Current situation
Telcos are the incumbents and like other giant monoliths, are very slow to move.
There has obviously been a sharp decrease in SMS usage which contrasts sharply with the increase usage of OTT apps like WhatsApp and Telegram etc. Informa estimates that 41 billion OTT messages will be sent every day, compared with an average of 19.5 billion P2P SMS messages. There are far more P2P SMS users than there are OTT messaging users: There were about 3.5 billion P2P SMS users in 2012, according to Informa, compared with about 586.3 million users of OTT messaging. Each OTT user sent an average of 32.6 OTT messages a day, compared with just five SMS messages per day per P2P SMS user, meaning that OTT-messaging users are sending more than six times as many messages as P2P SMS users do.

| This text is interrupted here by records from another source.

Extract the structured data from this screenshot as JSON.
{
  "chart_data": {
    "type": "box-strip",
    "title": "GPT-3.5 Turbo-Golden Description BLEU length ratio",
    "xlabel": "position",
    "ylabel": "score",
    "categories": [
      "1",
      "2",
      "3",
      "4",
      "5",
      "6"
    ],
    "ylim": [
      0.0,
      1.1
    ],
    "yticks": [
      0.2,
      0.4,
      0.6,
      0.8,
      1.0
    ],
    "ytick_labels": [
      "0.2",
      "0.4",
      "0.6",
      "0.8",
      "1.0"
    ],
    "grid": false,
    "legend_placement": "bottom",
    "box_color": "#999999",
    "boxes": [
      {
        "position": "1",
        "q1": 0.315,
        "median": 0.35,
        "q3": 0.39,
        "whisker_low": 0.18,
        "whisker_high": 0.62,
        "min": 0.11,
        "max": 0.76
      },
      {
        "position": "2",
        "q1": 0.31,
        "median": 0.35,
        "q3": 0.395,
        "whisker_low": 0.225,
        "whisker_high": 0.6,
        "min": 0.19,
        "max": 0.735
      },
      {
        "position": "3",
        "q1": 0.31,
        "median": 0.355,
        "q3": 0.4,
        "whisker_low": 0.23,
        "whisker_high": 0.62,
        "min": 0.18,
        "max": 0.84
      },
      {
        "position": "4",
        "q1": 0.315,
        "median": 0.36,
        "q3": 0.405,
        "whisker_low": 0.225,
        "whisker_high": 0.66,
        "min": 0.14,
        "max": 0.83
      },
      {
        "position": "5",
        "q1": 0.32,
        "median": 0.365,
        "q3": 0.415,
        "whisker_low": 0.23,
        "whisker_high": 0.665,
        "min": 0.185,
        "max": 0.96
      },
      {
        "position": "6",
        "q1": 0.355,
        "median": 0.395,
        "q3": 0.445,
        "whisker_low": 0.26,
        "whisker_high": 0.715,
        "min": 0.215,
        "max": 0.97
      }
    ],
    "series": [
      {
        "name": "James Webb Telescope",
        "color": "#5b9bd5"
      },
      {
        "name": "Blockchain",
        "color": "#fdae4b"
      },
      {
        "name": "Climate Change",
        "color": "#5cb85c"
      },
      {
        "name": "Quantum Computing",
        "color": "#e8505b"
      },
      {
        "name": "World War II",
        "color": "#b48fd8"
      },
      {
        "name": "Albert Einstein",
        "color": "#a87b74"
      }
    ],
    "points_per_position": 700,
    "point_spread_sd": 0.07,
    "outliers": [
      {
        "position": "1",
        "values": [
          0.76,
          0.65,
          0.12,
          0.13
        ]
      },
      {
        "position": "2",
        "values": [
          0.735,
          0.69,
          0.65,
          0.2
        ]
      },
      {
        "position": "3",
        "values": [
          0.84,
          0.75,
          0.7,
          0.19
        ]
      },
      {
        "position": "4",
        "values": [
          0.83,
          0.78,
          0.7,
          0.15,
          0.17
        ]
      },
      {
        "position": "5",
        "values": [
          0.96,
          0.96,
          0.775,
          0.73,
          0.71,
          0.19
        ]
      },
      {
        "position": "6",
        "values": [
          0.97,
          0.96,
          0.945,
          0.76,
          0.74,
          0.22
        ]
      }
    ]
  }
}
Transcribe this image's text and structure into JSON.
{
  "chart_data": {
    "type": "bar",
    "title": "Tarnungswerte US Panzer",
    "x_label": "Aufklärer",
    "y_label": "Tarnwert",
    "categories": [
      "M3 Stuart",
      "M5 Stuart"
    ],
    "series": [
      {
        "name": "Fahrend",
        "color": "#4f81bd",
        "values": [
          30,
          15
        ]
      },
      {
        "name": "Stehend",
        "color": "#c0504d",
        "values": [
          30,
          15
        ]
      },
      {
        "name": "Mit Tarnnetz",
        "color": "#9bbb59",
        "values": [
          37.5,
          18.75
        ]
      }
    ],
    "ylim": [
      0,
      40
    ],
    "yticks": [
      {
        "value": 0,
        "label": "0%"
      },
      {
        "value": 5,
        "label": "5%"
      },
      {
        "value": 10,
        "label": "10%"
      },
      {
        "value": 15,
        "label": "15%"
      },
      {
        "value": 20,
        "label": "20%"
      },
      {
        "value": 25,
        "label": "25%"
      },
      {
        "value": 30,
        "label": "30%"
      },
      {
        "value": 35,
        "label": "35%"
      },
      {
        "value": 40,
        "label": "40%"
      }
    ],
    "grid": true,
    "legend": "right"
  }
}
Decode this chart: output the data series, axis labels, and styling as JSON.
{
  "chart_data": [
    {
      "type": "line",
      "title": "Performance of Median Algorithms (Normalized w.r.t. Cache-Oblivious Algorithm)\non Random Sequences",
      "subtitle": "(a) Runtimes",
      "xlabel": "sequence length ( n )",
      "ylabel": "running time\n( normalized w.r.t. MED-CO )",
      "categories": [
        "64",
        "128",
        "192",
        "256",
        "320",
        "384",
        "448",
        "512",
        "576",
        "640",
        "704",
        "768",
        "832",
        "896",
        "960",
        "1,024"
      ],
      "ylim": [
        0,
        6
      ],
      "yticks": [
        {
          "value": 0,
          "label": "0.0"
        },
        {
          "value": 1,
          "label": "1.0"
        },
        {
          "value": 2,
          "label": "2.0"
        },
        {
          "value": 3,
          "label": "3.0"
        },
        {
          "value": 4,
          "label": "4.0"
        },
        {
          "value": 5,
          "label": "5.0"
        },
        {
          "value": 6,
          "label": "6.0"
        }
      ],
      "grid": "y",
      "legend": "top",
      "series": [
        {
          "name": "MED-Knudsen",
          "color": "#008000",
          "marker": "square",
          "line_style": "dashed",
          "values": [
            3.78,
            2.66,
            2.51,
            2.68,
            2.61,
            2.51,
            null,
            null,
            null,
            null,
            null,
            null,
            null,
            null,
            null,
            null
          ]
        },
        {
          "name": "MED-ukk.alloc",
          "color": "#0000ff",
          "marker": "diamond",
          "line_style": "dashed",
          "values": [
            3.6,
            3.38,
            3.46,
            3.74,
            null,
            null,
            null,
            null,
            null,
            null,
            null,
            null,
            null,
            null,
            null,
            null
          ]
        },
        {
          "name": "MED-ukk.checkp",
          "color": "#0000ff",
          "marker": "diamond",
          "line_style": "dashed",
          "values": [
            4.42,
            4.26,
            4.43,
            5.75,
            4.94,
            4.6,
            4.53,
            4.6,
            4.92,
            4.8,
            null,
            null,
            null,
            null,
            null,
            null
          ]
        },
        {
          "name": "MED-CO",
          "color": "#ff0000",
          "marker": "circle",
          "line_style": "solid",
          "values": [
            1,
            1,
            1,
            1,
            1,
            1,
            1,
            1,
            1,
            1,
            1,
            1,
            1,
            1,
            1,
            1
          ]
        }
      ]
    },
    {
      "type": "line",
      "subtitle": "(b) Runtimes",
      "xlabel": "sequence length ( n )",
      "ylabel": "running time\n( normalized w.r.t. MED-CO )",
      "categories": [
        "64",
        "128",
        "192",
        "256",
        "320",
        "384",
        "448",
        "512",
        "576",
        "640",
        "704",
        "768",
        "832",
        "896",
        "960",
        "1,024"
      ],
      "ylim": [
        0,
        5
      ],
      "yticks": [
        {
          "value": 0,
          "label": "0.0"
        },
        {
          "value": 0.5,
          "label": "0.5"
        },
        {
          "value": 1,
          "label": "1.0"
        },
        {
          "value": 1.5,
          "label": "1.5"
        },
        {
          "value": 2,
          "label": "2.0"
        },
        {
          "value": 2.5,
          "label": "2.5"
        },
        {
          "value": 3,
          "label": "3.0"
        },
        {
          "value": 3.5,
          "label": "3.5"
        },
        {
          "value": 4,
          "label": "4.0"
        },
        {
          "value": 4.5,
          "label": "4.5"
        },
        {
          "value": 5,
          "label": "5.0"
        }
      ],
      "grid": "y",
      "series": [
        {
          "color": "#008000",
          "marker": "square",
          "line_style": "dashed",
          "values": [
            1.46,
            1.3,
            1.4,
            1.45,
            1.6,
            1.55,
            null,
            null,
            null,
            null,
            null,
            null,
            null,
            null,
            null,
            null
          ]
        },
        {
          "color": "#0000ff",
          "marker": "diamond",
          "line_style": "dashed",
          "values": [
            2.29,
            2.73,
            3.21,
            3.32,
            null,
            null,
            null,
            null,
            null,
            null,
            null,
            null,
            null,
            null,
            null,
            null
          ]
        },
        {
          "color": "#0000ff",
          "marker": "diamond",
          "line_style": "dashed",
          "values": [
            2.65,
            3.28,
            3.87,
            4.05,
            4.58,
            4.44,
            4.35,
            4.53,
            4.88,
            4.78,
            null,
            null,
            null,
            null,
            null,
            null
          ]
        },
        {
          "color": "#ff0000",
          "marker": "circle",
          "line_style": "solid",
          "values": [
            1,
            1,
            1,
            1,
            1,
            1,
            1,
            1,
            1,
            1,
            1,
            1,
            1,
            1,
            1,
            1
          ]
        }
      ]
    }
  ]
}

In short, less SMS sent = less $
The Telcos fight back
After a shaky start, VoLTE (Voice over LTE) and its close cousin, RCS (Rich Communication Services) is gaining critical mass as carriers rush to fend off over-the-top messaging alternatives.
What is VoLTE? (Voice Over LTE)
Today’s LTE networks use something called packet-switching, as opposed to the circuit-switching used by older, slower networks. Think of circuit-switching as a highway reserved for a single vehicle from start to endpoint, whereas packet-switching’s more like a giant highway shared by all kinds of vehicles. Without getting into the weeds, LTE networks can’t do voice and data simultaneously: LTE conveys data no problem, but your voice calls actually have to run over the old circuit-switched technology.
VoLTE is thus about bringing voice and data together on the same radio stratum. That’s important for several reasons, one of the most important being the ability, belatedly, for LTE users to do voice and data transactions simultaneously. If you’re an LTE user and you’ve ever tried to talk to someone while sending or receiving emails (technically impossible, unless the data portion’s being sent over Wi-Fi), or you finished a lengthy call only to find dozens of emails simultaneously attacking your mailbox, this probably matters to you
http://time.com/110319/att-tmobile-volte/
What is RCS (Rich Communication Services)
Rich Communications Services (RCS) is the platform that enables the delivery of communication experiences beyond voice and SMS, providing consumers with instant messaging or chat, live video and file sharing – across various devices, on any network. It marks the transition of messaging and voice capabilities from Circuit Switched technology to an all-IP world – and it shares the same IMS investment and leverages the same IMS capabilities as VoLTE and Video calls.
Singtel and Starhub are expected to roll out RCS in 2015.
http://www.telecomasia.net/content/starhub-gears-rcs-launch
So peeps, we might have to look up technologies that run over these platforms –and how we can use it effectively.